March 4, 2010
AT THE EDGE OF EMPIRE
Central Europe under Communism: Material and Consumer Cultures
4 p.m.
Wende Museum, 5741 Buckingham Parkway, Suite E, Culver City
The Wende Museum, a fascinating collection of ephemera from the world of East Germany, is the venue for a roundtable discussion of daily life and consumer culture under Communism with Justinian Jampol (Director, Wende Museum), and Wolf Gruner (Shapell-Guerin Chair in Jewish Studies and Professor of History, USC College).
March 11, 2010
The Spiritual Life of Plants
Everything You Always Wanted to Know about Animals (But Were Afraid to Ask Vegetables)
Guest Speaker: Timothy Morton, Professor of English (Literature and the Environment) and UC, Davis.
4 – 6 p.m.
Doheny Memorial Library 240
March 23, 2010
TRANSNATIONAL CHARISMA AND TRAVELING SPIRITS
Thomas Csordas, UCSD “Charismatic Healing and Transnational Transcendence”
12 - 2 p.m.
University Club
March 23, 2010
THE CULTURAL LIFE OF OBJECTS
Sensing the Gods: Materiality, Perception, and the Divine
3 - 6 p.m.
Location to be announced
How do material objects and spaces communicate and create knowledge about the divine?
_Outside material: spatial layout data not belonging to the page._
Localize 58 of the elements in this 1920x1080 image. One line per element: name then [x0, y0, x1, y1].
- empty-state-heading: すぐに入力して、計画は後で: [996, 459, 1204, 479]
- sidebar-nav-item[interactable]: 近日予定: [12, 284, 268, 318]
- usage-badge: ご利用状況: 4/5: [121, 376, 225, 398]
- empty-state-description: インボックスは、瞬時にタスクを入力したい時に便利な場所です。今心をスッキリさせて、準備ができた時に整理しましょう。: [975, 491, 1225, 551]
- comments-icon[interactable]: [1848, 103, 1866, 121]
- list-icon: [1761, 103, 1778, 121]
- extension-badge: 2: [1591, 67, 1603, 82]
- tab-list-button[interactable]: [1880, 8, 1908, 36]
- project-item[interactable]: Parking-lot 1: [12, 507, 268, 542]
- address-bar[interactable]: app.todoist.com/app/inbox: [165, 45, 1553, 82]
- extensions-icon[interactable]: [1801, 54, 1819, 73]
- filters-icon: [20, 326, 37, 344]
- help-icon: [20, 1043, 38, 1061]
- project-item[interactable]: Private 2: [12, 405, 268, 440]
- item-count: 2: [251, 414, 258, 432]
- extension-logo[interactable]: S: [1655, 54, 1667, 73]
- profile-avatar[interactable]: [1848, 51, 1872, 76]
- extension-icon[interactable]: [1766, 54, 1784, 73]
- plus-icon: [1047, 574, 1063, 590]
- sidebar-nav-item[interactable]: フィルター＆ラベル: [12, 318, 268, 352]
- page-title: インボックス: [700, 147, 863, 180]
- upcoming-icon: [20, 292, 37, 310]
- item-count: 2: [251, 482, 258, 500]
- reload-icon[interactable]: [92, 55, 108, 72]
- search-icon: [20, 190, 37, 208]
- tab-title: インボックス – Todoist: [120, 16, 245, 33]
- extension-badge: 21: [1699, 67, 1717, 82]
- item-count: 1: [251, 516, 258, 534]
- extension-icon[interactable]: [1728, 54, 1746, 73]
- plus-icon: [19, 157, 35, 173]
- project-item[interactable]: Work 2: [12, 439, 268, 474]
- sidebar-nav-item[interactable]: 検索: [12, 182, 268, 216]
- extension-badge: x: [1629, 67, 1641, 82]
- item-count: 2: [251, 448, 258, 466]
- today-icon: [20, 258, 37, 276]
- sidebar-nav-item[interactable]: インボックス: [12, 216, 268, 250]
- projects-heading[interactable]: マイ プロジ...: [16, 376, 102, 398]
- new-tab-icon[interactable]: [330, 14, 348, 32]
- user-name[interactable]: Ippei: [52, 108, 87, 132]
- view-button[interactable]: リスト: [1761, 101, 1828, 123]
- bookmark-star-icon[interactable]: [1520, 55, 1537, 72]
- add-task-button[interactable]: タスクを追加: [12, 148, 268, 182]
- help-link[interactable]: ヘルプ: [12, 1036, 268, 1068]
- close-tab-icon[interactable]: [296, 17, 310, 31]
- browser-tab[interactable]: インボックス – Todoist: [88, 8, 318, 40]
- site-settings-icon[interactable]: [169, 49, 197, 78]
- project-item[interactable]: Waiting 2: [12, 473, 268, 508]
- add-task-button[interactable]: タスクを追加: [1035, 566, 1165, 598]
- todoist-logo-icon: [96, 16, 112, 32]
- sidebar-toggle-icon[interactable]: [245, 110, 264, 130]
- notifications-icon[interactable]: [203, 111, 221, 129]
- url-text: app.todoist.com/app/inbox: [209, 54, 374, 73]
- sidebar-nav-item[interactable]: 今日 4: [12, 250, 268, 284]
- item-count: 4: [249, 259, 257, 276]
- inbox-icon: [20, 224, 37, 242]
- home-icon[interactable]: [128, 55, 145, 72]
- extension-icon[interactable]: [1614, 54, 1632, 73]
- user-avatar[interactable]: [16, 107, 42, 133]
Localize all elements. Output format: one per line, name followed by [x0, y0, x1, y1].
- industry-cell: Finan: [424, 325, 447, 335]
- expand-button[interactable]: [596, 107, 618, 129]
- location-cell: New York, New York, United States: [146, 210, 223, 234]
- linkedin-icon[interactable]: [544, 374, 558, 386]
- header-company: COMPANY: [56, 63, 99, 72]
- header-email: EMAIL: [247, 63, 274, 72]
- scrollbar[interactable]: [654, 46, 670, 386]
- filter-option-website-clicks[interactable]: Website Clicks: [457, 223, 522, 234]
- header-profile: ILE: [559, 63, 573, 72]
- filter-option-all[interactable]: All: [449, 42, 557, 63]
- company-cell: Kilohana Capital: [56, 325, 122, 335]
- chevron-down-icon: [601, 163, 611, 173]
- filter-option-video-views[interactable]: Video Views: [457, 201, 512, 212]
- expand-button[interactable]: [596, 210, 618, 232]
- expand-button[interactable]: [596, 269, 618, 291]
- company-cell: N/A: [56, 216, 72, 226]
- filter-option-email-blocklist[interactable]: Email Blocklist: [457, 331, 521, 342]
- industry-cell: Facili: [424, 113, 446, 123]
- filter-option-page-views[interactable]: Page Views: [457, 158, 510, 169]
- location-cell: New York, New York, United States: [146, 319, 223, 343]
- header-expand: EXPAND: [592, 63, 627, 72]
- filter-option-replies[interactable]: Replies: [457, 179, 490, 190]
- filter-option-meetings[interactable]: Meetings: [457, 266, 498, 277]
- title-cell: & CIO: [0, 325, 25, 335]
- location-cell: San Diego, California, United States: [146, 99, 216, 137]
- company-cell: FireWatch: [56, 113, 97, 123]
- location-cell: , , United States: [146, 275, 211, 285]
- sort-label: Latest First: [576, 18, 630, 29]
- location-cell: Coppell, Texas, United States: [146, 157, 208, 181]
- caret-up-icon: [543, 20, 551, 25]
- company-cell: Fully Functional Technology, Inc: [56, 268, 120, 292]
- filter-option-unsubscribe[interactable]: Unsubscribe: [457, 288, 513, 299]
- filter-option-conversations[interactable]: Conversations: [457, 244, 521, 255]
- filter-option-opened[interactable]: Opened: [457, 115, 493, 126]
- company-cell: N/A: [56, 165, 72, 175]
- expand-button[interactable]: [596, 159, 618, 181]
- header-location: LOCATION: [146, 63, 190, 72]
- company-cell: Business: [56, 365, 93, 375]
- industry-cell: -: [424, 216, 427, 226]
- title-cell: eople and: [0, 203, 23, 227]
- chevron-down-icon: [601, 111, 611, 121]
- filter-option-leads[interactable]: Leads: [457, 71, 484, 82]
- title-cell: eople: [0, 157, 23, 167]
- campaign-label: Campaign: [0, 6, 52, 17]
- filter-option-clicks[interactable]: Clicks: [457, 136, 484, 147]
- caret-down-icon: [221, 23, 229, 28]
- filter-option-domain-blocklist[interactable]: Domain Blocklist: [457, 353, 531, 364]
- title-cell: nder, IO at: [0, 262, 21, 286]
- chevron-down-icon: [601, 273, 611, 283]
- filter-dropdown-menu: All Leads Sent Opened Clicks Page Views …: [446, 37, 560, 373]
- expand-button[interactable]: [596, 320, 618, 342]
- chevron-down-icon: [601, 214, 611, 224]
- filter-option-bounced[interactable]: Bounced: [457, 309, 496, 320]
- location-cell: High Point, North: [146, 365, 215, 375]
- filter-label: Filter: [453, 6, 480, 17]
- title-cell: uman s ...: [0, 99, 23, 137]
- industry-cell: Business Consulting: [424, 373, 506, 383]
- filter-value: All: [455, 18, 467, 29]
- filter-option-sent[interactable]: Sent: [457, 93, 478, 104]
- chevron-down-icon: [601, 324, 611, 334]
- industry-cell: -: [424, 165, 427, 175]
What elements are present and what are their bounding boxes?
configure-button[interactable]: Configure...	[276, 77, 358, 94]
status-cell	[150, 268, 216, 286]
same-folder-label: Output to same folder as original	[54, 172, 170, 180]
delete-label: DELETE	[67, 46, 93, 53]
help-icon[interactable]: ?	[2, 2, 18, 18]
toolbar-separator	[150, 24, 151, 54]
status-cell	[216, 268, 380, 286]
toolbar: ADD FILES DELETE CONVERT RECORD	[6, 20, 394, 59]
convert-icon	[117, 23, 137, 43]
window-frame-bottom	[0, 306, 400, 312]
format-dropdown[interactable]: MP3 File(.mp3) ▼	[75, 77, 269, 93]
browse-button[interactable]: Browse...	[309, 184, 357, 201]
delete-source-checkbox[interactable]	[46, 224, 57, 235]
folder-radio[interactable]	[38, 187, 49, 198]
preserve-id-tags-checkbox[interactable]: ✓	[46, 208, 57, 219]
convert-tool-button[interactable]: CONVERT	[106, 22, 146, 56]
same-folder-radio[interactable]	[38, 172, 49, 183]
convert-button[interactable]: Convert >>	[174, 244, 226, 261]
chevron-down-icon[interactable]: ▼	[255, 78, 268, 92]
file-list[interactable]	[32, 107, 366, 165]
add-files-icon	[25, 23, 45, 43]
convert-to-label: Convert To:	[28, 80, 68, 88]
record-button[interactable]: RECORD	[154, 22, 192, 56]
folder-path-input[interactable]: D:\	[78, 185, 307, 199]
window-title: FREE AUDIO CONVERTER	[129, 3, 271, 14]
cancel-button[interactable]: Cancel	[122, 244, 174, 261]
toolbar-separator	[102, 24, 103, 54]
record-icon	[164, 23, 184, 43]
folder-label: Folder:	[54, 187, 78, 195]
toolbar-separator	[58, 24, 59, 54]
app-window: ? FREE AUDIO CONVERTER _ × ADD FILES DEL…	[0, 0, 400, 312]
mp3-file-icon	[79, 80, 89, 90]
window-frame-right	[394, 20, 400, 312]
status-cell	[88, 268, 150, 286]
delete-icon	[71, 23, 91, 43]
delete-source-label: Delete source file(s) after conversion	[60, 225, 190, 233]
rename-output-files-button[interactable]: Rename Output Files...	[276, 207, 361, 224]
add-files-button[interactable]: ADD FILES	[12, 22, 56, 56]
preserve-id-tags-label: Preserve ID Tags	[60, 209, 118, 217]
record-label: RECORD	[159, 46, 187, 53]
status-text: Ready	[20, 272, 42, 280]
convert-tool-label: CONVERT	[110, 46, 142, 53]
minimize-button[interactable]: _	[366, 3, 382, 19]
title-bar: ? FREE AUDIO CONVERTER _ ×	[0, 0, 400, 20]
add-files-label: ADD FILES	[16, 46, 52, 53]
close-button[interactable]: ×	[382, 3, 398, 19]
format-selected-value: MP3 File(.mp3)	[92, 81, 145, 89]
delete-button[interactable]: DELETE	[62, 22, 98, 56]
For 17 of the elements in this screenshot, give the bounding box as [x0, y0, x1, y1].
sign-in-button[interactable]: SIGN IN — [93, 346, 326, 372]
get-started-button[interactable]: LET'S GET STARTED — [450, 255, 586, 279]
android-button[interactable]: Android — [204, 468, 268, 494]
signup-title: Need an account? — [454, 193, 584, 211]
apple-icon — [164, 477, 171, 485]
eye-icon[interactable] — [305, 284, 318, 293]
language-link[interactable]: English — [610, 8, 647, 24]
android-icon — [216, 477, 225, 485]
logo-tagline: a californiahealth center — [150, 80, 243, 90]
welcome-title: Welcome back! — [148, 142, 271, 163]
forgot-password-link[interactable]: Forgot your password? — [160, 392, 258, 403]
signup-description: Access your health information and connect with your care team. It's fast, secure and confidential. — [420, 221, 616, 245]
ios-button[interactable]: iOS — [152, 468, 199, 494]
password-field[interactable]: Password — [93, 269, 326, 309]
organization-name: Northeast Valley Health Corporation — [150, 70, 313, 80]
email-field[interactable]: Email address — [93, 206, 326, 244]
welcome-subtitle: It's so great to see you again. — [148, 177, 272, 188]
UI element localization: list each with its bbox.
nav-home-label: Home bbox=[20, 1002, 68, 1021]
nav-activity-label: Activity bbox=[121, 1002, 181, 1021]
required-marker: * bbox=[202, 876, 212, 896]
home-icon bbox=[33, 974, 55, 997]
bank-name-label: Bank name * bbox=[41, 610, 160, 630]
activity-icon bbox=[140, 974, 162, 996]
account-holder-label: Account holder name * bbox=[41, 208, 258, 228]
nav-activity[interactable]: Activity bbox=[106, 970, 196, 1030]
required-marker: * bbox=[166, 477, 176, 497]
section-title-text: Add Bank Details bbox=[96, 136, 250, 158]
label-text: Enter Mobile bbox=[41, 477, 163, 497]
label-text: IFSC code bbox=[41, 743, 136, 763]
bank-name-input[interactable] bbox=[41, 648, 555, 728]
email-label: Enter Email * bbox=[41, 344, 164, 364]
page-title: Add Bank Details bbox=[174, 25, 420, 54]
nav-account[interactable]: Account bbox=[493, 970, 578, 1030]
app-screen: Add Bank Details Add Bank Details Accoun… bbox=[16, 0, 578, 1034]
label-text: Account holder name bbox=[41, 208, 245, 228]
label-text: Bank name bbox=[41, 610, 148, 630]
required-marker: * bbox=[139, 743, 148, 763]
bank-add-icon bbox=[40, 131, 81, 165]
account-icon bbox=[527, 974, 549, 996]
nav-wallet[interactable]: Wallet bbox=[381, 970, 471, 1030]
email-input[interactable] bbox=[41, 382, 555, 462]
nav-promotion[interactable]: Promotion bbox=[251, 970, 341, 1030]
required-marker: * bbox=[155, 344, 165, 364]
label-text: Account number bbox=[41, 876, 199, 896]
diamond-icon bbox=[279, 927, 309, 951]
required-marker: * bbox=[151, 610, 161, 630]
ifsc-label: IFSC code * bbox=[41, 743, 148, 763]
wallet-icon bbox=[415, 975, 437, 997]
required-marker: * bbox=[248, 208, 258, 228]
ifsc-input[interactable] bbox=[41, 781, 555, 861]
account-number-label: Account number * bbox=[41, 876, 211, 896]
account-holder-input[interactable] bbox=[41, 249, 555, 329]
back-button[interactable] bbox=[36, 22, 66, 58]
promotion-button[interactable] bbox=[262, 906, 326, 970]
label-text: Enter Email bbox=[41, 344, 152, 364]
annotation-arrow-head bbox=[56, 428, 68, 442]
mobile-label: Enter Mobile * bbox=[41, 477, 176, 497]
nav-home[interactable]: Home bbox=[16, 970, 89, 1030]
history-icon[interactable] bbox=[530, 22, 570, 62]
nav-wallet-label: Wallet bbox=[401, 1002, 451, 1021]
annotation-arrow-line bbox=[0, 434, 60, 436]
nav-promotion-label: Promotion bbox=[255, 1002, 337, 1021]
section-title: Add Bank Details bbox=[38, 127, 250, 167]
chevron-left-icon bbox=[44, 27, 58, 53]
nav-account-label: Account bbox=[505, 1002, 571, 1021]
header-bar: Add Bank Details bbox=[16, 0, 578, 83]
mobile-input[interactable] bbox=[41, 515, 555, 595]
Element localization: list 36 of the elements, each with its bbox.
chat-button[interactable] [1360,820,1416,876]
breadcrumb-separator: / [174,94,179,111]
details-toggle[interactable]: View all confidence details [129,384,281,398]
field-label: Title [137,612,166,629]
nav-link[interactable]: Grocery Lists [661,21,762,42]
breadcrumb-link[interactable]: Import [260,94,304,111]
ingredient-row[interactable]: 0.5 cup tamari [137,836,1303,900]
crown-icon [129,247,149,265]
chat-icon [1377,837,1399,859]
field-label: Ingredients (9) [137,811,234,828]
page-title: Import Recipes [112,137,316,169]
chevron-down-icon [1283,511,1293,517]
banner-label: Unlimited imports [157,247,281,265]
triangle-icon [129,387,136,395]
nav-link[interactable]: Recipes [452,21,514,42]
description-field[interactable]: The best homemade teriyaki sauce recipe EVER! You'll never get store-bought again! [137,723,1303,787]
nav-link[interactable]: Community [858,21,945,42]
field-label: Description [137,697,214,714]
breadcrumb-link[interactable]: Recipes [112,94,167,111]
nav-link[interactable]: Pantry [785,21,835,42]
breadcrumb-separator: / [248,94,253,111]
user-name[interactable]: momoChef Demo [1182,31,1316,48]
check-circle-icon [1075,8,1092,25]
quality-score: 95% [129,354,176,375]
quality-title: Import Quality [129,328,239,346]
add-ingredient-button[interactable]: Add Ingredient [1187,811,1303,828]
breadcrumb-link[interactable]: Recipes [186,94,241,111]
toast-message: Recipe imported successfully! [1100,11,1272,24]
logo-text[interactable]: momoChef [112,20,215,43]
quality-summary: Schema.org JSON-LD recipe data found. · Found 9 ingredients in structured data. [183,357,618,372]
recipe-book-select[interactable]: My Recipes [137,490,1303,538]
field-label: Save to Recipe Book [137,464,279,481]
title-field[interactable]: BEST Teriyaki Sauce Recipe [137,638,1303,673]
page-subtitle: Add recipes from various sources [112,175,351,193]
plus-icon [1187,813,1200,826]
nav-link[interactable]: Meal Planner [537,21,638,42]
USC College’s James McHugh (Religion) and Lisa Bitel (History and Gender Studies) join Yale University’s Milette Gaifman (Classics and History of Art) in a discussion that moves beyond the strictly visual study of sacred images to investigate how the sacred is perceived by a wide range of bodily senses and understood through the material world of things.
March 26, 2010
Beyond Neural Cartography, Mapping the Social Brain
8:30 a.m. - 4:15 p.m.
Hedco Neuroscience Building (HNB) Auditorium
What does it mean to “map the brain”? Despite the intuitive explanatory power behind maps as a basic functional neural unit and the proposition that they “underlie the derivation of the computational principles that govern sensory processing and the generation of perception,” we still do not know if the topographic maps of the brain are incidental or functionally essential to brain organization in health and disease. This symposium organized by USC College’s Tansu Celikel (Neuroscience), gathers scientists to discuss the proposition that topographical organization of the brain is essential to brain organization. Speakers include: USC College’s Judith Hirsch (Biological Sciences), UCSD’s David Kleinfeld (Physics), UCLA’s Dario Ringach (Behavioral Neuroscience), UC Berkeley’s Friedrich T. Sommer (Neuroscience).